How could anyone deny that this is a record of profound achievement—especially when facing a bitter and polarized Congress, half of which will not work with him and a decent percentage of that half which does not like him because of the color of his skin?

Obama has worked his butt off for his country amidst remarkable and unique circumstances for a president. (Having his citizenship called into question, being attacked as a Muslim, being hung in effigy, and so on and so on.) Mitt Romney has worked his butt off to become a very rich man. How could Romney be rewarded for that with the highest office in the world? How could Obama not be rewarded for all that he has done with a chance to continue his work and cement his legacy?

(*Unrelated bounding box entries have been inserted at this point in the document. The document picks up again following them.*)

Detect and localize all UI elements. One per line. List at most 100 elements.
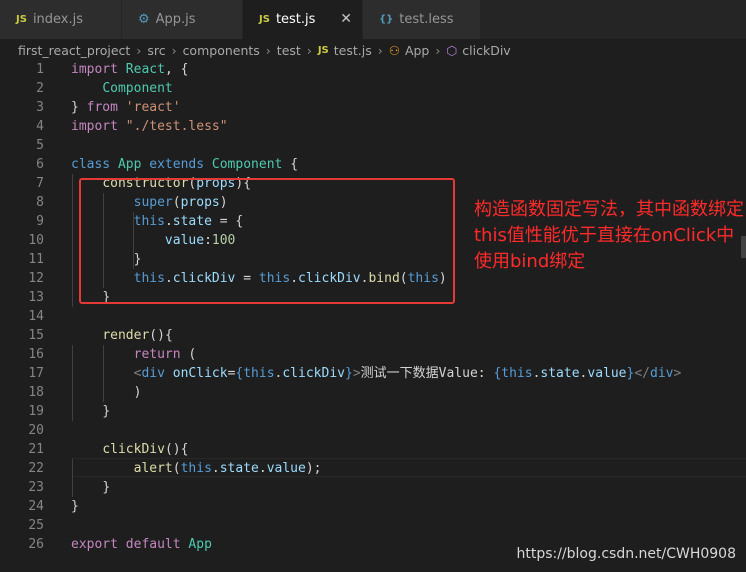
breadcrumb-item-project[interactable]: first_react_project xyxy=(18,43,130,58)
annotation-highlight-box xyxy=(79,178,455,304)
line-number: 3 xyxy=(36,100,44,115)
line-number: 26 xyxy=(28,537,44,552)
indent-guide xyxy=(72,459,73,497)
code-text: Component xyxy=(102,81,173,96)
tab-test-js[interactable]: JS test.js ✕ xyxy=(243,0,363,39)
tab-label: test.less xyxy=(399,12,454,27)
code-line[interactable]: 17 <div onClick={this.clickDiv}>测试一下数据Va… xyxy=(0,364,746,383)
breadcrumb-item-class[interactable]: ⚇ App xyxy=(389,43,430,58)
line-number: 12 xyxy=(28,271,44,286)
code-text: ) xyxy=(133,385,142,400)
breadcrumb-item-method[interactable]: ⬡ clickDiv xyxy=(446,43,510,58)
breadcrumb-file-label: test.js xyxy=(333,42,372,58)
line-number: 1 xyxy=(36,62,44,77)
line-number: 2 xyxy=(36,81,44,96)
code-text: render(){ xyxy=(102,328,173,343)
line-number: 19 xyxy=(28,404,44,419)
code-text: <div onClick={this.clickDiv}>测试一下数据Value… xyxy=(133,366,682,381)
breadcrumb-item-src[interactable]: src xyxy=(147,43,165,58)
chevron-right-icon: › xyxy=(377,42,383,58)
line-number: 18 xyxy=(28,385,44,400)
code-line[interactable]: 16 return ( xyxy=(0,345,746,364)
code-text: } from 'react' xyxy=(71,100,181,115)
line-number: 10 xyxy=(28,233,44,248)
method-cube-icon: ⬡ xyxy=(446,42,458,58)
less-file-icon: {} xyxy=(379,14,394,25)
code-line[interactable]: 18 ) xyxy=(0,383,746,402)
chevron-right-icon: › xyxy=(435,42,441,58)
line-number: 25 xyxy=(28,518,44,533)
line-number: 24 xyxy=(28,499,44,514)
line-number: 4 xyxy=(36,119,44,134)
annotation-note: 构造函数固定写法，其中函数绑定this值性能优于直接在onClick中使用bin… xyxy=(474,199,744,272)
code-line[interactable]: 23 } xyxy=(0,478,746,497)
breadcrumb-item-file[interactable]: JS test.js xyxy=(318,43,372,58)
line-number: 22 xyxy=(28,461,44,476)
tab-app-js[interactable]: ⚙ App.js xyxy=(122,0,243,39)
code-line[interactable]: 4 import "./test.less" xyxy=(0,117,746,136)
code-line[interactable]: 15 render(){ xyxy=(0,326,746,345)
line-number: 15 xyxy=(28,328,44,343)
code-editor[interactable]: 1 import React, { 2 Component 3 } from 'reac… xyxy=(0,61,746,572)
indent-guide xyxy=(72,174,73,307)
class-symbol-icon: ⚇ xyxy=(388,42,400,58)
javascript-file-icon: JS xyxy=(259,14,270,25)
code-text: class App extends Component { xyxy=(71,157,299,172)
code-line[interactable]: 25 xyxy=(0,516,746,535)
breadcrumb-item-test[interactable]: test xyxy=(277,43,301,58)
line-number: 21 xyxy=(28,442,44,457)
tab-label: index.js xyxy=(32,12,84,27)
chevron-right-icon: › xyxy=(136,42,142,58)
breadcrumb: first_react_project › src › components ›… xyxy=(0,39,746,61)
tab-bar: JS index.js ⚙ App.js JS test.js ✕ {} tes… xyxy=(0,0,746,39)
code-text: alert(this.state.value); xyxy=(133,461,322,476)
react-gear-icon: ⚙ xyxy=(138,12,150,27)
tab-label: App.js xyxy=(155,12,196,27)
javascript-file-icon: JS xyxy=(16,14,27,25)
code-line[interactable]: 2 Component xyxy=(0,79,746,98)
line-number: 11 xyxy=(28,252,44,267)
code-line[interactable]: 6 class App extends Component { xyxy=(0,155,746,174)
line-number: 16 xyxy=(28,347,44,362)
code-line[interactable]: 19 } xyxy=(0,402,746,421)
code-text: } xyxy=(102,404,111,419)
code-text: } xyxy=(71,499,79,514)
code-line[interactable]: 1 import React, { xyxy=(0,60,746,79)
javascript-file-icon: JS xyxy=(317,44,329,56)
line-number: 9 xyxy=(36,214,44,229)
chevron-right-icon: › xyxy=(171,42,177,58)
chevron-right-icon: › xyxy=(306,42,312,58)
code-text: } xyxy=(102,480,111,495)
close-icon[interactable]: ✕ xyxy=(340,11,352,27)
chevron-right-icon: › xyxy=(265,42,271,58)
code-text: clickDiv(){ xyxy=(102,442,189,457)
code-line[interactable]: 14 xyxy=(0,307,746,326)
tab-label: test.js xyxy=(275,12,316,27)
code-line[interactable]: 22 alert(this.state.value); xyxy=(0,459,746,478)
indent-guide xyxy=(102,345,104,402)
indent-guide xyxy=(72,345,73,421)
line-number: 20 xyxy=(28,423,44,438)
scrollbar-marker[interactable] xyxy=(741,236,746,258)
code-line[interactable]: 5 xyxy=(0,136,746,155)
code-text: import "./test.less" xyxy=(71,119,228,134)
watermark: https://blog.csdn.net/CWH0908 xyxy=(516,546,736,562)
code-line[interactable]: 21 clickDiv(){ xyxy=(0,440,746,459)
line-number: 17 xyxy=(28,366,44,381)
code-text: import React, { xyxy=(71,62,189,77)
code-line[interactable]: 20 xyxy=(0,421,746,440)
tab-test-less[interactable]: {} test.less xyxy=(363,0,481,39)
tab-index-js[interactable]: JS index.js xyxy=(0,0,122,39)
code-line[interactable]: 3 } from 'react' xyxy=(0,98,746,117)
breadcrumb-method-label: clickDiv xyxy=(462,42,511,58)
code-text: export default App xyxy=(71,537,212,552)
code-line[interactable]: 24} xyxy=(0,497,746,516)
breadcrumb-item-components[interactable]: components xyxy=(183,43,260,58)
line-number: 13 xyxy=(28,290,44,305)
line-number: 7 xyxy=(36,176,44,191)
line-number: 5 xyxy=(36,138,44,153)
breadcrumb-class-label: App xyxy=(404,42,430,58)
line-number: 6 xyxy=(36,157,44,172)
line-number: 8 xyxy=(36,195,44,210)
line-number: 14 xyxy=(28,309,44,324)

Let me put it in a more personal way. Every morning I pick up my son from his crib when he starts to rustle and cry. I carry him to the window and raise the shade, and together we look from our window on the 23rd floor onto the human vista below. We see the streets of Brooklyn, teeming with people of every color and creed. We look out onto Manhattan, a locus of the tolerance and diversity that are among the best qualities of this great country. Looking out across New York Harbor, we see the Statue of Liberty holding her torch high, and beyond that the powerful presence of Ellis Island and its immigration museum. Every morning I am thrilled and moved by the America I see in front of me.

Pacifier firmly in mouth but eyes bright, my son looks out, fascinated by all this energy and history and activity and newness. “It’s a happy morning in Brooklyn,” I say to him every day, and hold him as tight as he will let me.

Today it is a very happy morning in Brooklyn.